In future be far more careful about your payment terms (i.e. ask for a sum in advance).

It often takes a bad experience like this to make you think carefully about how you deal with client payments.

Welcome to the non paid invoice club too. It’s a pretty large club. I’m still hurting after a client went bankrupt earlier this year owing me $8000. Nothing I could do. It happens to all of us at some time, I’m afraid.

And be sure to warn other freelancers that this guy doesn’t pay. - Don’t be bitchy - just state the facts. It is very important to not let your emotions get the better of you in the business world as it looks unprofessional.

Hey shoenista thanks for your candid reply. I feel bad for your $ loss.

I went into this well aware knowing there’s no guarantees of getting pay; but what peeved me was behind his friendly ‘honest’ facade is a no good thief, clear and simple. He ‘depended’ on me and I even rounded down hours and did little favors for free hoping for a longer term relationship (which he hinted). TRUST NO ONE :imp:

Just a note on invoices - you probably did this, and it probably wouldn’t make much difference if you didn’t - it’s best to give him the invoice at the same time you give him the deliverables - just a tactic which sometimes helps - that way they’re happy when they get the deliverables as opposed to getting the invoice 3 weeks later after they’ve had a chance to pick apart the renderings or sketches.

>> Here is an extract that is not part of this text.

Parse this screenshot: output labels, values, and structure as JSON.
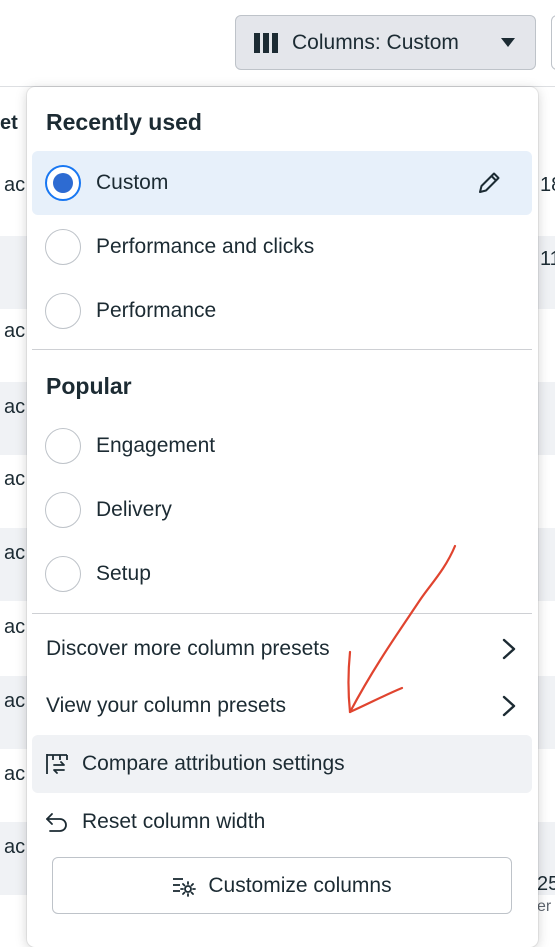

Might be a bit late, but still could be useful…IDSA legal advice for consultants:

http://new.idsa.org/webmodules/articles/anmviewer.asp?a=1152&z=29

if it helps,

Thanks for the tip. I pratice that every chance I get… invoice on time and in person.


no spec,

Thanks for the link, very helpful.

Did you put a date on the invoice telling them when it needed to be paid by?

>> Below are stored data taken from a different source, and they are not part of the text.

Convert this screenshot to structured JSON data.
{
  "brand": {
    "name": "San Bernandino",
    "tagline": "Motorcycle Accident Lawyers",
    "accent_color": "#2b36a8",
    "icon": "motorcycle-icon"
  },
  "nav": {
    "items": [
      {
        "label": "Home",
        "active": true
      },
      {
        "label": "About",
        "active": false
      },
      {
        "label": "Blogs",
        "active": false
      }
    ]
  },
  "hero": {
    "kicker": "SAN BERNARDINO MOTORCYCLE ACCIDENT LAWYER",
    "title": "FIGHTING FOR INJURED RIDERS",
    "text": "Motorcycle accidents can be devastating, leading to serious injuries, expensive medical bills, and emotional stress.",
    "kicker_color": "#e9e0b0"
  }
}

Remind him that they you told him your hourly fee was X and you did Y hours of work for the cheap SOB. If he wasn’t happy with the work then he needs to inform you and return all of the source material that he hasn’t paid for and doesn’t have the right to use. It’s your intellectual property until they pay up.

If that doesn’t work set his office on fire.

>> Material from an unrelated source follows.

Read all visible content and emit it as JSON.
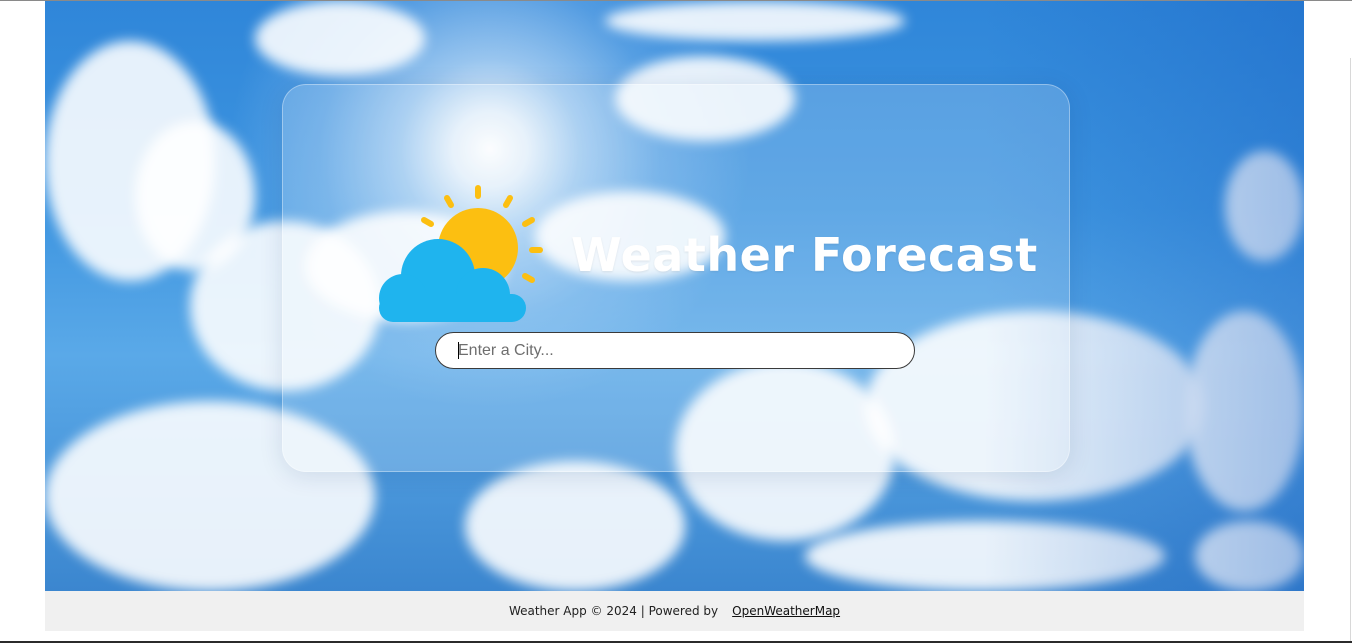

Take him to small claims court first rather hiring a lawyer. GoodLuck!

Hey Deez, thanks for the suggestions and no I’m not posting names :slight_smile: (btw I didn’t find him on coroflot) I’ve calmed down a bit thanks to the previous responses. I think it’s important to not get emotional, stay professional and let karma take it’s course.

Guest - Thanks for the input, no I didn’t put a date, I know I should. I know he’s not paying just by the tone of the conversation after I’ve invoiced him… everything seem to stopped suddently like I’m being dumped, it’s been 2 months.

Guest 2 - Yep, small claims is the most logical solution. I’m documenting everything now.

Username,

Wouldn’t happen to be Digital Concepts would it?

Same deal, only check was issued but the payment was stoped prior to cashing…sued and was "forced by judge to settle out of court for 1/2 what I was owed.

Small claims is a good way to go, I did it. Hated it but won very easily. But I like Deez sue his ass after the company makes good off of you’re designs idea as well. Keep track of every communication you make with them. And communicate like a “collections” dep would, send the “NOTICE YOUR ACC. IS OVER DUE” letter just so they know you’ve been here before and are savvy on the game.
Cash is cash…
G

Small claims is a good way to go, I did it. Hated it but won very easily. But I like Deez sue his ass after the company makes good off of you’re designs idea as well. Keep track of every communication you make with them. And communicate like a “collections” dep would, send the “NOTICE YOUR ACC. IS OVER DUE” letter just so they know you’ve been here before and are savvy on the game.
Cash is cash…
G

easy way to do this is always ask for some percentage up front to start the project and then delever what you can and break your project into steps. in the agrrement you can say first step this much , secound step this much and so on. try chargeing by the project instead by the hour.

and if they dont want to pay you some upfront then you can say no or you will have to trust them they will pay…

but most cases i always do ask for some money up front. if they like your work and knows you can hit the same standard for them then they will pay you some up front to get you started.